In the corporate world, it’s a great facility, but for home use it is also as intriguing, especially when you want to study operating systems and even some forms of networking. Normally you would need a mini test lab of computers, network cables and switches, but with the right software product, you can cut all that out, provided your host computer is fast enough.

There are many products on the market for home use, such as VMWare’s various offerings, Microsoft’s Virtual PC, and Sun’s Virtualbox. I’ve used Virtual PC and Virtualbox, with Virtualbox being my preference. The reason for this is because it officially supports a wider range of operating systems than Virtual PC does, as well as running on more platforms. There is also an open source version available, which satifies the needs of many people.

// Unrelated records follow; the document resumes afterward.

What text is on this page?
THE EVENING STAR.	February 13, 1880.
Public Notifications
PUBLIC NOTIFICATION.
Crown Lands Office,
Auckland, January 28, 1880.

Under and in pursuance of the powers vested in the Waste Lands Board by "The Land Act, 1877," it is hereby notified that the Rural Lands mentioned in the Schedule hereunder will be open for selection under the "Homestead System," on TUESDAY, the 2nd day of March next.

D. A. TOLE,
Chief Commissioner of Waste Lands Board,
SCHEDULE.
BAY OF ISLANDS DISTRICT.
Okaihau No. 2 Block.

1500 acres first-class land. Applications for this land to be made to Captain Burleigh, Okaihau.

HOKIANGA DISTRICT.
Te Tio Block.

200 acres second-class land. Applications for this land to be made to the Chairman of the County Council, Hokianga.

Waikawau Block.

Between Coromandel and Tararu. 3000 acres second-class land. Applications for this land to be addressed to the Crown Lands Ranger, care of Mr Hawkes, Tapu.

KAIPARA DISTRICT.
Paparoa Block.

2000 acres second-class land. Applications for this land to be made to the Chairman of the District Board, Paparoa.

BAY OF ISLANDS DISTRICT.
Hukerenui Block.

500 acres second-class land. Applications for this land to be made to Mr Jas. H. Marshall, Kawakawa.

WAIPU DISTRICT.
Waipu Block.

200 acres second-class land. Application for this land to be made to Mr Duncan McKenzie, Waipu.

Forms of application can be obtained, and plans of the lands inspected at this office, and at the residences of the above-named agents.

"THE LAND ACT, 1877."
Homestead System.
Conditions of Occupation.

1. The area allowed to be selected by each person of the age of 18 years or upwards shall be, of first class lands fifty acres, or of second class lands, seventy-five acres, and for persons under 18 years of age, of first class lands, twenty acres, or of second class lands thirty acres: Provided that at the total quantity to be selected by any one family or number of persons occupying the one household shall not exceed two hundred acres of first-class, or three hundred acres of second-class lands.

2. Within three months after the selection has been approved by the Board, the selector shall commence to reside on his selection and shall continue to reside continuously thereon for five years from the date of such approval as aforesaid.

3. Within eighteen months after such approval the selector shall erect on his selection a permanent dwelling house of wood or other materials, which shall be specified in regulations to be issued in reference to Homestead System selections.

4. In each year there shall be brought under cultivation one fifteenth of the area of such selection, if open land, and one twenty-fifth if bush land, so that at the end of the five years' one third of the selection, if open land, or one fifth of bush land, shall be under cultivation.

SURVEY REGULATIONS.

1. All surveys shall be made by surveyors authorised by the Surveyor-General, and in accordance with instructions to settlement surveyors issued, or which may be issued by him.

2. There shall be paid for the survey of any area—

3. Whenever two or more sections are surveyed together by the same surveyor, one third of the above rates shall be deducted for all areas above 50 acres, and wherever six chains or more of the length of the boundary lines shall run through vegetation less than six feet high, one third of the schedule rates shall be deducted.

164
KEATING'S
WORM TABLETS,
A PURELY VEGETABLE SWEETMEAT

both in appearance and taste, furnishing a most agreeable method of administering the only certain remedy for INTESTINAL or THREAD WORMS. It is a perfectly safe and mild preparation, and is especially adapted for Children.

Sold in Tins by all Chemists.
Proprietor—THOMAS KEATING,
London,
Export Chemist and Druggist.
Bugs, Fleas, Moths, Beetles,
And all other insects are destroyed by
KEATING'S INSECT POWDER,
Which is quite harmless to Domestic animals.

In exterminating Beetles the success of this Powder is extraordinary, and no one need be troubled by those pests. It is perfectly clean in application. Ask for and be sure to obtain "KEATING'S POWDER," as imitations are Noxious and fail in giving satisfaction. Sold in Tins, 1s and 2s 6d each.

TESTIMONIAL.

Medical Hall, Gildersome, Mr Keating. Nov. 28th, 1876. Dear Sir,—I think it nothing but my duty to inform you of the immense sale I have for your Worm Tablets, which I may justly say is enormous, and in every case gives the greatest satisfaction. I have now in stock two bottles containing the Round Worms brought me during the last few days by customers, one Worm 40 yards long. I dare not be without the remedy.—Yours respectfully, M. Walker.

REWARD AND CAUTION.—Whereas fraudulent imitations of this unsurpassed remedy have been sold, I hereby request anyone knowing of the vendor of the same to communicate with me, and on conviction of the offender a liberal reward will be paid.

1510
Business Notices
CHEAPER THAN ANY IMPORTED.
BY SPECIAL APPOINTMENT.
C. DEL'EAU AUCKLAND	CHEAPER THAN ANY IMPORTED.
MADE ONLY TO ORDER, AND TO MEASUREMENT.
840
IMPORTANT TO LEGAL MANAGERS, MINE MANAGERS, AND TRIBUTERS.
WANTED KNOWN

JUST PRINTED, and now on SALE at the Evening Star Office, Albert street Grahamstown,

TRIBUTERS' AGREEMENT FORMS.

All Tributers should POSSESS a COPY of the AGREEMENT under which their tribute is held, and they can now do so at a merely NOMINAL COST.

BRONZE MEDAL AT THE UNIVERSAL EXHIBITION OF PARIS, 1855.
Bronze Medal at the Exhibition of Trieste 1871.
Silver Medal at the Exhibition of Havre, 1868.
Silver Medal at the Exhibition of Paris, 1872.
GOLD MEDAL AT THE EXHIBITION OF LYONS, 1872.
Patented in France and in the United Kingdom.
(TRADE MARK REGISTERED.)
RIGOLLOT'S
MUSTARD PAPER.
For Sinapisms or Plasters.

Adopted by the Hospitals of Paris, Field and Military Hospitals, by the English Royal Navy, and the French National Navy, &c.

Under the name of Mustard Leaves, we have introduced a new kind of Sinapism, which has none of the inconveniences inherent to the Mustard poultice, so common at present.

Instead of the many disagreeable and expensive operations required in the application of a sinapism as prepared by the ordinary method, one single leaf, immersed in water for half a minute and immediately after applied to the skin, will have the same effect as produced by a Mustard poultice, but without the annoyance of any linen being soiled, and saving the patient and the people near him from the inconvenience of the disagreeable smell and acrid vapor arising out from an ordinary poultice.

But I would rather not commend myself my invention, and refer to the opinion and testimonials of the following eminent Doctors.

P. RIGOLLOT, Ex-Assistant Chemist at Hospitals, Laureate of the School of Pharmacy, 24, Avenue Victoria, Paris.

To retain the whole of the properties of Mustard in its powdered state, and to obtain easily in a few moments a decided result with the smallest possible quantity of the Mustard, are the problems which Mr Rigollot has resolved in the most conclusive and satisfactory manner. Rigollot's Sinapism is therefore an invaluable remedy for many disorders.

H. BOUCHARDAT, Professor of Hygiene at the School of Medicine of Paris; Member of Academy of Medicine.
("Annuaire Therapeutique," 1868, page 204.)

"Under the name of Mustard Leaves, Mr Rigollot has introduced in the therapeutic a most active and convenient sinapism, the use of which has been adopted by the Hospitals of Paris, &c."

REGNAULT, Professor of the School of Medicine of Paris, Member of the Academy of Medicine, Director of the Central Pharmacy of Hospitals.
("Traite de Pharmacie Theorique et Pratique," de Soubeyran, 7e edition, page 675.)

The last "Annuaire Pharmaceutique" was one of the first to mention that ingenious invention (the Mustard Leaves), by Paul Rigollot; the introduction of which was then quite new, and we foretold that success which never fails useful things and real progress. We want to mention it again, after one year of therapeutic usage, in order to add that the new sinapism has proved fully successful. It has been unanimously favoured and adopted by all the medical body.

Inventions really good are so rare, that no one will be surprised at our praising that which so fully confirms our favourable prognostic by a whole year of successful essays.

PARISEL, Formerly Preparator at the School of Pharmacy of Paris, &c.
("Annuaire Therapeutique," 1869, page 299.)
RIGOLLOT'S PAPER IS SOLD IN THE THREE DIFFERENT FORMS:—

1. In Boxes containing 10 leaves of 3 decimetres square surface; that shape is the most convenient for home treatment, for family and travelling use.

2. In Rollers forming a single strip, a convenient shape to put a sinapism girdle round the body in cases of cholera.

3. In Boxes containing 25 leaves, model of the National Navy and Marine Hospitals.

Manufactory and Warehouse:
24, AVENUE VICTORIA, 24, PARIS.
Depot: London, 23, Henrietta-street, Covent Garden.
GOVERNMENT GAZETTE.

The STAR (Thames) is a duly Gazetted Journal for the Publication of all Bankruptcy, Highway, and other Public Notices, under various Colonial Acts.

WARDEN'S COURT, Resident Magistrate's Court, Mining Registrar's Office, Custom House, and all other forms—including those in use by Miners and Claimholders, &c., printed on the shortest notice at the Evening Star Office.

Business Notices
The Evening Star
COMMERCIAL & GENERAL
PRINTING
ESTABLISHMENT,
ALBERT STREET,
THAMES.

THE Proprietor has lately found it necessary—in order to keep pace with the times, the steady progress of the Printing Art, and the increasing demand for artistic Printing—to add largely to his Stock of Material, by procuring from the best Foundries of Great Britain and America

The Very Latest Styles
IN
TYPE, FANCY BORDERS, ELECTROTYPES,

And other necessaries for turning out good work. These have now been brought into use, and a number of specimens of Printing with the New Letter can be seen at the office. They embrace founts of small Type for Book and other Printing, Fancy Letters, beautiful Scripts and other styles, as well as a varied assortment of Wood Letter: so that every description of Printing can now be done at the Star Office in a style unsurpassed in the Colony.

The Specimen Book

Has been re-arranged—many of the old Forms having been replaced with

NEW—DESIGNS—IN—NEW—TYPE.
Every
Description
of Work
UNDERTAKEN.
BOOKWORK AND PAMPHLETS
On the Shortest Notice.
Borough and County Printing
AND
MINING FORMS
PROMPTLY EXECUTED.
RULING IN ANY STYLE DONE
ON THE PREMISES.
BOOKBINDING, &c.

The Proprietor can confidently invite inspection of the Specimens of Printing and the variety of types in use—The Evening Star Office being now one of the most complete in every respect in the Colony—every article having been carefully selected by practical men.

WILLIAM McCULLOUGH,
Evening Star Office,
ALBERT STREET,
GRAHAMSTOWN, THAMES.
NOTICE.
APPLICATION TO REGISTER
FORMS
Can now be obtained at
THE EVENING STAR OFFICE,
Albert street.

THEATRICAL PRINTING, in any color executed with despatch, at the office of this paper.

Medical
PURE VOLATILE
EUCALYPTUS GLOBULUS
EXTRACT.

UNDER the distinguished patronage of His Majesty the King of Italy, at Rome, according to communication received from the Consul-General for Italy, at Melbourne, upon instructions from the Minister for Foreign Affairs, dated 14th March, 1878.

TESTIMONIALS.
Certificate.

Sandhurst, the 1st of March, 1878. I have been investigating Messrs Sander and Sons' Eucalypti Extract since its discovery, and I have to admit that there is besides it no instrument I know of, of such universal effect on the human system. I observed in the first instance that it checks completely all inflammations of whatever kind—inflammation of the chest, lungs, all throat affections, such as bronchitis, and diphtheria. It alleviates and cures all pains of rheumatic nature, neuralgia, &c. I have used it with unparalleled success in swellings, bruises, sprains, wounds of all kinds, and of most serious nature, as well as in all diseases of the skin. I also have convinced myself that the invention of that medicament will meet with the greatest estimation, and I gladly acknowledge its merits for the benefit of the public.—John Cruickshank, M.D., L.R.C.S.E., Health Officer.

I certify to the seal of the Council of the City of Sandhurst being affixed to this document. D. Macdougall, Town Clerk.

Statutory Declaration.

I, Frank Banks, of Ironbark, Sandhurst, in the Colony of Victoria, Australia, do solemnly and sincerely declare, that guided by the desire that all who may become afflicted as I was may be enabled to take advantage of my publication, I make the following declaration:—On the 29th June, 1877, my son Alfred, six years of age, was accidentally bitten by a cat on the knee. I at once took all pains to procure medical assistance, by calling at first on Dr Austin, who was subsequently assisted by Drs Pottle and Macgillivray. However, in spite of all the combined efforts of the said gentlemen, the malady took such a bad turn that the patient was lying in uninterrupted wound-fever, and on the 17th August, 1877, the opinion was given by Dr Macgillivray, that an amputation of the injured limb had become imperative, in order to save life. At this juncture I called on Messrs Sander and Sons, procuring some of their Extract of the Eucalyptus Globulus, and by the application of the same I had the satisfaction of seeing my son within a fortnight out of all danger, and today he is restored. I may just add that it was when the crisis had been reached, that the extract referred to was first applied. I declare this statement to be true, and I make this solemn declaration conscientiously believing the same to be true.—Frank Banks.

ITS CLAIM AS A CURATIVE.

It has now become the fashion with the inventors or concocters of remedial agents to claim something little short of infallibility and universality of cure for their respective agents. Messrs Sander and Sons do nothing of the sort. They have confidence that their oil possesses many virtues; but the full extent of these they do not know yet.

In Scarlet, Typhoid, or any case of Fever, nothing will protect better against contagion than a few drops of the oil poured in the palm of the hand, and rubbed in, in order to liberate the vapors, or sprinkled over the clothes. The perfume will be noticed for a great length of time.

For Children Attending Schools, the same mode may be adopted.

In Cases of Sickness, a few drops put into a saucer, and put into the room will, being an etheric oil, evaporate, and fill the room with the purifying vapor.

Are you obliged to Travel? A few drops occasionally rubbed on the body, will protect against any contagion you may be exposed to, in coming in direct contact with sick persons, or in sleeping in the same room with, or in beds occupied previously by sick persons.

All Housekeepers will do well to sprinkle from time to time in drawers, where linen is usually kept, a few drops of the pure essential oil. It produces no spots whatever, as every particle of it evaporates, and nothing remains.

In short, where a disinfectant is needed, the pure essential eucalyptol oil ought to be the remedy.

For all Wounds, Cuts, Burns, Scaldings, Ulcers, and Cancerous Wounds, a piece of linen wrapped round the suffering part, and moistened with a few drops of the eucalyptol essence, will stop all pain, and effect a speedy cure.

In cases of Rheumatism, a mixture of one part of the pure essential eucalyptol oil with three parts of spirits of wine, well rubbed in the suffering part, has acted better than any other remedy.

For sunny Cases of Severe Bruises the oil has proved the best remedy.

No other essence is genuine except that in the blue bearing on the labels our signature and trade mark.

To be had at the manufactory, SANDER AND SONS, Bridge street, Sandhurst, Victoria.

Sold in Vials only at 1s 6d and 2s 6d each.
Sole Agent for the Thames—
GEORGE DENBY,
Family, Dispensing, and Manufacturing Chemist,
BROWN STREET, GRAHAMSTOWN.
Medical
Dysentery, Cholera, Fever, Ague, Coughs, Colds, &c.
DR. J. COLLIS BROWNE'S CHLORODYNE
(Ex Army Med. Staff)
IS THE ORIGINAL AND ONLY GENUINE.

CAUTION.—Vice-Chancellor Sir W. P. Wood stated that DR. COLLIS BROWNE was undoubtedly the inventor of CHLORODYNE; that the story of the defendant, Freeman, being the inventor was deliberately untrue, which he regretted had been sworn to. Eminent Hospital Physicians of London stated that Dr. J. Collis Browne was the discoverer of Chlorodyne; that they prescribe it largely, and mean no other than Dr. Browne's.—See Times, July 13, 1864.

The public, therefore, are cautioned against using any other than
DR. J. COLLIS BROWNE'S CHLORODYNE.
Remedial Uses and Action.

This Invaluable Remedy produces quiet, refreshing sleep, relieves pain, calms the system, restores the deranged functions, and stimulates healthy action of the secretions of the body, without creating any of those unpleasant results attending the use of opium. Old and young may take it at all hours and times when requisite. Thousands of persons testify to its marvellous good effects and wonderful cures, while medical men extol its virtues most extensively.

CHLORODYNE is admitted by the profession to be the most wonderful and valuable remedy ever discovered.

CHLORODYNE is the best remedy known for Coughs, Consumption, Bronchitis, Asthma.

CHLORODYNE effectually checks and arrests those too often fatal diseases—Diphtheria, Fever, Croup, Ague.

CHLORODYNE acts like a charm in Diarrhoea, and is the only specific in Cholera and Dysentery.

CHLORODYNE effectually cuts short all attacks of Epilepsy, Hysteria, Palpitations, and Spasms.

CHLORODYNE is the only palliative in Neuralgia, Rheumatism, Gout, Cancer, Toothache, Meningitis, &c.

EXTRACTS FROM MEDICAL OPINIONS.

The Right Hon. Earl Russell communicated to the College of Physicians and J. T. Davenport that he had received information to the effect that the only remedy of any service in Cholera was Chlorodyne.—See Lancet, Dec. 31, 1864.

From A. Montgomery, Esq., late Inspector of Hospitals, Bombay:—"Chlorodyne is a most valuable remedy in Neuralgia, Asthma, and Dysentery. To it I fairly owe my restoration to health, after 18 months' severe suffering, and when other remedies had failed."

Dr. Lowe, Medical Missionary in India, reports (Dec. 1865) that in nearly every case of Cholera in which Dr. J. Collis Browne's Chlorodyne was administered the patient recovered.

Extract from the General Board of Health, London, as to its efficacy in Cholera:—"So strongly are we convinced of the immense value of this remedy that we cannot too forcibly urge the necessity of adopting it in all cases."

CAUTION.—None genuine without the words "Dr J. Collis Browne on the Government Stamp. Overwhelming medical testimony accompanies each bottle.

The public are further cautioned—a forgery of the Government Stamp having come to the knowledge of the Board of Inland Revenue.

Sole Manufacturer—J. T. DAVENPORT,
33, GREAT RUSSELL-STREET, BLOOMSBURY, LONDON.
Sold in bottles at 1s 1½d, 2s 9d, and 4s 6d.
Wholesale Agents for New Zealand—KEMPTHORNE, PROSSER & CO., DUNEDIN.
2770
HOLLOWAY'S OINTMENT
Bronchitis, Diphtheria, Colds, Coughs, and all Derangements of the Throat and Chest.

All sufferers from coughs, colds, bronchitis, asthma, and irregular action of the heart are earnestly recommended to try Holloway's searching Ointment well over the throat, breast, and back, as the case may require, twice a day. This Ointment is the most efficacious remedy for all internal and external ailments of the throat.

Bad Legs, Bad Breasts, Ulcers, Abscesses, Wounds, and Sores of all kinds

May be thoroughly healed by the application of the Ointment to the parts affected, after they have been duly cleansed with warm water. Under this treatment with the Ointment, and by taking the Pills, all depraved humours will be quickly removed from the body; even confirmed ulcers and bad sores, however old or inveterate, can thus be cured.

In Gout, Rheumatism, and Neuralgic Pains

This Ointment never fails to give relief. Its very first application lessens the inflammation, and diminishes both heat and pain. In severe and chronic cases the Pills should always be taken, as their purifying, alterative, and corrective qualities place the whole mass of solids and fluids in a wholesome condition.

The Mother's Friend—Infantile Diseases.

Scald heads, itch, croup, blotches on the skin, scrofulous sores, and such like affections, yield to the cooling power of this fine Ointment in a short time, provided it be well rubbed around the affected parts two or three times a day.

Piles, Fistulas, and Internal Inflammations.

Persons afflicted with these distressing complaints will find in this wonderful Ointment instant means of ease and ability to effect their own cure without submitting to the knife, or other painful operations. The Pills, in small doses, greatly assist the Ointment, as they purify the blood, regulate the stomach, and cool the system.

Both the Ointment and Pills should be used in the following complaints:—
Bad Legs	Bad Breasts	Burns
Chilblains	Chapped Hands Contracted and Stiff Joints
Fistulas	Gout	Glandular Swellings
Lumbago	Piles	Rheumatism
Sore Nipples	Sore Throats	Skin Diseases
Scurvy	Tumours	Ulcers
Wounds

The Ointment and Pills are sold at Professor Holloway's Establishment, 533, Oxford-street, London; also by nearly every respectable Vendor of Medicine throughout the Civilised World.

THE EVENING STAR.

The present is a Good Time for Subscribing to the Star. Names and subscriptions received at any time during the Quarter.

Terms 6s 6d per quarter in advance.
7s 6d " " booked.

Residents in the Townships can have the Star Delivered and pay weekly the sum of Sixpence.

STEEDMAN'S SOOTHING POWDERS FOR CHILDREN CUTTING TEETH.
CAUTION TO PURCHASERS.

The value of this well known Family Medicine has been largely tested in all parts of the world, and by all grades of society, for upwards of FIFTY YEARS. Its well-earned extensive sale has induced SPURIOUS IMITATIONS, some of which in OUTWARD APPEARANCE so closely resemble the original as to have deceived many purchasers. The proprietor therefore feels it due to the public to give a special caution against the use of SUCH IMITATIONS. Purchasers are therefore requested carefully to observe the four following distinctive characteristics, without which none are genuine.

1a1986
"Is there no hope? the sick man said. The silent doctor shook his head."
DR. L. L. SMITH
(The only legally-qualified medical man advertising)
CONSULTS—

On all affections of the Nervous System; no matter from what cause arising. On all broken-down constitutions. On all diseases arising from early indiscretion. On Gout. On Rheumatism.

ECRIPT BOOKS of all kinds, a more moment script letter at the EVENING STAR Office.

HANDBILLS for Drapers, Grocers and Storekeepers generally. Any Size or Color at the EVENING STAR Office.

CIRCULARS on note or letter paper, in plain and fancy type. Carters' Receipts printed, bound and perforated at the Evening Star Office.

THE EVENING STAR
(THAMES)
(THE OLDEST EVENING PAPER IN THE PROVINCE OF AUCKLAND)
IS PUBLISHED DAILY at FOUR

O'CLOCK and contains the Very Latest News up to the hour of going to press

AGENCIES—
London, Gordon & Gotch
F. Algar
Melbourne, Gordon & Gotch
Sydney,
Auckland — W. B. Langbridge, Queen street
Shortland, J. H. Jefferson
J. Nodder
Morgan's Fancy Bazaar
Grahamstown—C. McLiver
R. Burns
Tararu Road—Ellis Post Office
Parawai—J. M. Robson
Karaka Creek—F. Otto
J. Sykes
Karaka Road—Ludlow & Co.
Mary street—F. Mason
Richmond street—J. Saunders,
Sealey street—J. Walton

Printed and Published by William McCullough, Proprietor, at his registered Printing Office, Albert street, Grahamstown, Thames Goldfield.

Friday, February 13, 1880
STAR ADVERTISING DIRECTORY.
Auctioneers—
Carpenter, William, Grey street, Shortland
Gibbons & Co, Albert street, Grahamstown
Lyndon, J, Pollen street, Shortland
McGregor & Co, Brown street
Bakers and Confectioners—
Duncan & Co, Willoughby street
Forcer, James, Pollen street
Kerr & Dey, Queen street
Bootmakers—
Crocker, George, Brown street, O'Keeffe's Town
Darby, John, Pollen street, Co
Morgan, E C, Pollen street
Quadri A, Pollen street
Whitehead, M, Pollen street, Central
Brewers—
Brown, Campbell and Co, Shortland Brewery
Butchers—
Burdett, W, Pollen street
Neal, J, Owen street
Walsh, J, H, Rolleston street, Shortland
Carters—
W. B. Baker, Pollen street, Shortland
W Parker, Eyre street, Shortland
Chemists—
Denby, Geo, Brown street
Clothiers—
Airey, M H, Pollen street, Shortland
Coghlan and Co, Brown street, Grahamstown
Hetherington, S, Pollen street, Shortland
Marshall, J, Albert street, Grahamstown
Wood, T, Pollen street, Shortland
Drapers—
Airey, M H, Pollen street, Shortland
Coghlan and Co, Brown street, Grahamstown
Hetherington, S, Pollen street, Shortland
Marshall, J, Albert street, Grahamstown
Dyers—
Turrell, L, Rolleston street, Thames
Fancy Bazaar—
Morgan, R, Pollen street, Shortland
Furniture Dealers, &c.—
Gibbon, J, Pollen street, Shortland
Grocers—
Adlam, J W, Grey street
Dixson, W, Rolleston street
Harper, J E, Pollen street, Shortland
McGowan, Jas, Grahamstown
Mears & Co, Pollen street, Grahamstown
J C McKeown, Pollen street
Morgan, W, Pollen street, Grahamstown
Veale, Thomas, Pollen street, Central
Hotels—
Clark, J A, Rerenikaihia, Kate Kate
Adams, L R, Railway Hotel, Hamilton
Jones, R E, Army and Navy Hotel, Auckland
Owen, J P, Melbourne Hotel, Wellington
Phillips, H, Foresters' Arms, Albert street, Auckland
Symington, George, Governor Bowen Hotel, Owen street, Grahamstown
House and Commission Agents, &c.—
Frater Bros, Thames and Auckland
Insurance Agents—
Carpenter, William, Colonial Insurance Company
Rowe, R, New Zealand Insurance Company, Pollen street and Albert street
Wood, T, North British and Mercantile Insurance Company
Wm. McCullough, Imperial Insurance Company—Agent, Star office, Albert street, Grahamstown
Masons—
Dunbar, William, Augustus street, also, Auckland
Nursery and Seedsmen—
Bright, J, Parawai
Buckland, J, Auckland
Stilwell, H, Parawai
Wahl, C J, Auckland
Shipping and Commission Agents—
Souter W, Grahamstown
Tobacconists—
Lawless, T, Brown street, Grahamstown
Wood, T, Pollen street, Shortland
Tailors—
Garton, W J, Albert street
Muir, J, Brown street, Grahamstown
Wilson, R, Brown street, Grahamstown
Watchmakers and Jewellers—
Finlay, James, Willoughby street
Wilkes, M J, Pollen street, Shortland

I was recently able to run 4 instances of Windows at once, while my host Windows Vista x64 ran in the background. The machines reacted quickly and snappy, with only the hard drive and the lack of system ram really holding it back. I have 4GB of ram, but I know that to really be able to experiment, I’ll need 8. I had 2 Windows 2003 servers running, with 2 client XP machines. In time I will be learning more about ISA server, Exchange server, and various other pieces of software I’ve picked up over the years.

If you have a powerful enough computer and are interested in learning, I highly recommend getting a copy of Vbox and learning how it works, and then have fun with virtual machines. It’s well worth it.